Вся история беларусского образования последнего двадцатилетия является цепью неудачных реформ, проводившихся под знаком утверждения беларусской особенности и даже исключительности. Нельзя сказать, что до этого удача сопутствовала преобразованиям в системе образования. Но то был общий для всего СССР процесс реформирования и переживания негативных последствий восьми советских реформ. Во всяком случае, претендовать на самобытность никому в БССР не приходило в голову. Однако после 1991 года короткие периоды открытости мировым трендам в развитии образования регулярно сменялись изоляционизмом и поиском особого пути.
Начало 1990-х годов в странах Восточной и Центральной Европы ознаменовалось поиском путей перехода к новой архитектуре образования. Наши соседи искали стратегии модернизации своих систем образования, ориентируясь на мировых лидеров в этой области. К этому времени в высшем образовании уже сформировалось понимание неизбежности отказа от т.н. философии длинных циклов, сложившейся еще в начале XIX века. На смену советской модели с ее пятилетним сроками обучения приходила более гибкая американо-британская система двух циклов высшего образования, которые часто называли бакалавриатом и магистратурой. Считалось, что переход к этой новой архитектуре должен быть постепенным и на какое-то время придется сохранять промежуточную квалификацию специалиста. Промежуточную — между бакалавром и магистром. Но только не в Беларуси, где в поисках самобытности был изобретен химерический образ бакалавра как специалиста с дополнительной фундаментальной подготовкой.

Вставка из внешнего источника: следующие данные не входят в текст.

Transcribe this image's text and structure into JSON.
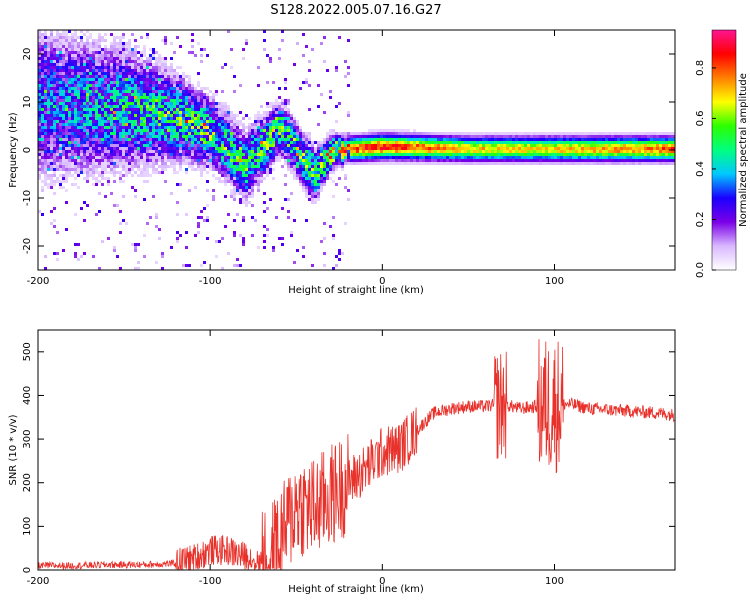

Реформа 1994 года предоставляла право на получение академической степени бакалавра студентам, успешно прошедшим программу обучения в 300 часов дополнительно к программе высшего образования. Видимо, изобретали такого бакалавриата желали удивить весь мир невиданной фундаментальностью этой академической степени и национальным своеобразием беларусской системы образования.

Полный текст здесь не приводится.